Executive Director of the nonprofit UN Foundation Energy Access Iniatitive Richenda van Leeuwan said,
“Having credible data is key to being able to determine and report back on where we are—as a world—in achieving these common goals, and where efforts need to be redoubled.”
15 partner agencies including the International Energy Agency (IEA) among others built consensus to produce the Global Tracking Framework. The consensus took two rounds of public consultation with over a hundred stakeholders. The data platform of the GTF covers 180+ countries covering 98% of the global population and spanning a 20 year timeline from 1990 to 2010. The central indicators of the GTF include measuring percentages of population with electricity connection, those who use non-solid fuels, and those who rely on renewable sources.
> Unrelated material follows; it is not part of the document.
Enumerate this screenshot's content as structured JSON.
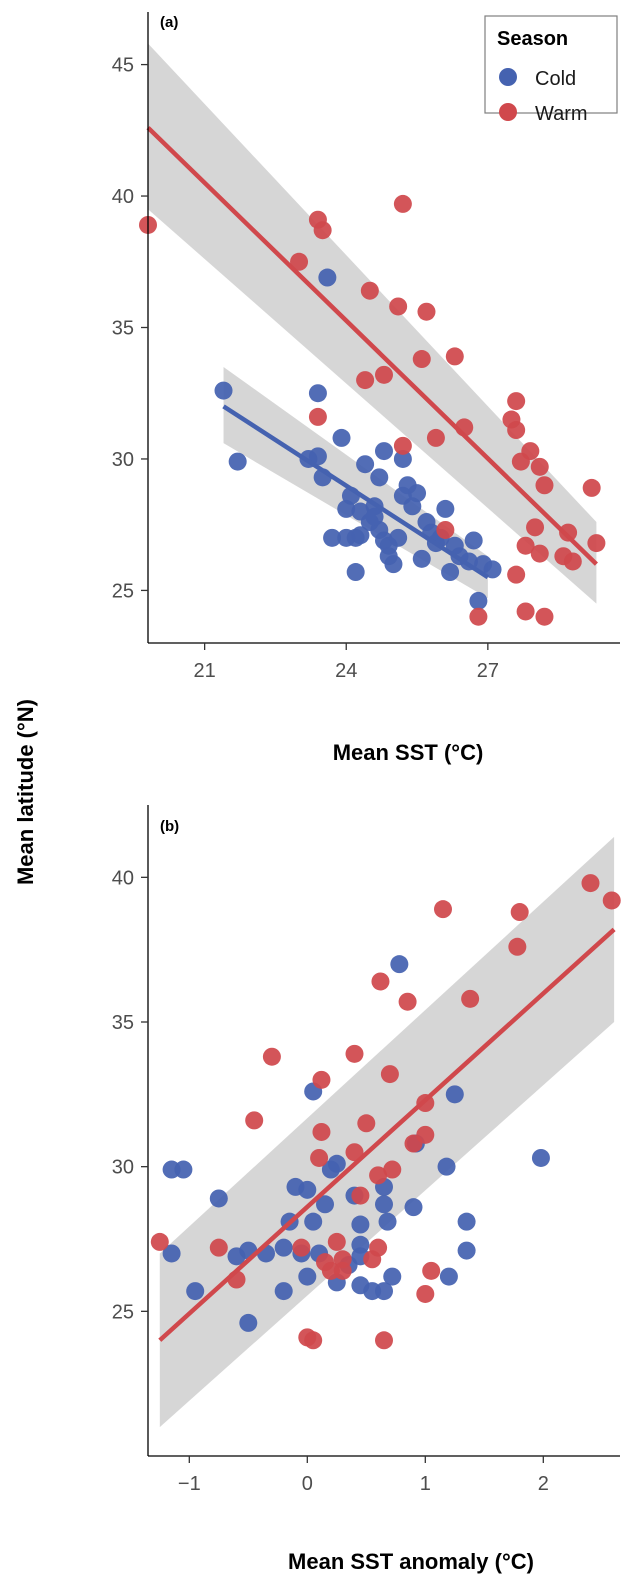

The report details in hard numbers the extent of the challenge the UN will face in accomplishing the SE4ALL initiative. One of the report’s most significant findings reveal that substantial progress continues to be undercut by explosive population growth. The number of people without access to electricity seems to not have changed by much over the years, but in fact 1.7 billion more people gained access to electricity between 1990 and 2010. Yet at the same time, world population grew 1.6 billion over the same 20-year period, mostly in the regions with poor energy access. The report stated that the pace of expansion needs to be redoubled in order to achieve 100% energy access by 2030.
Increasing energy output may also be not enough. India increased the reach of its grid to an average of 24 million more people every year since 1990, yet still has a staggering 306.2 million people without electricity. China has twice that number of people without clean fuel for cooking and heating, even though it has achieved the highest energy efficiency among nations. Also, many of the energy-producing countries like Nigeria, the largest oil producer in Africa, fail to bring fuel to their own populations.
These are only a few of the challenges outlined in the Global Tracking Framework. The report also recommends bold policy steps and promotion of good investment for clean energy to achieve the SE4ALL initiative. World Bank Vice President Rachel Kyte said,
“Access to energy is absolutely fundamental in the struggle against poverty. It is energy that lights the lamp that lets you do your homework, that keeps the heat on in a hospital, that lights the small businesses where most people work. Without energy, there is no economic growth, there is no dynamism, and there is no opportunity.”
This information coupled with a 2007 report called “The Cost of Pollution in China” conducted by the World Bank that says as many as 470,000 people in China die from breathing polluted air and drinking polluted water each year – tells us we have a long way to go in terms of global equity and standards of living.
“The World Bank is also concerned by indoor air pollution, principally breathing in fumes from coal-burning stoves and cooking oil. Its experts estimate that as many as 300,000 Chinese a year die prematurely in this way.”
To make matters sound worse, a new study published in 2013 by a British Medical Journal, The Lancet, cites that up to 1.2 million Chinese die each year prematurely according to a report in the New York Times.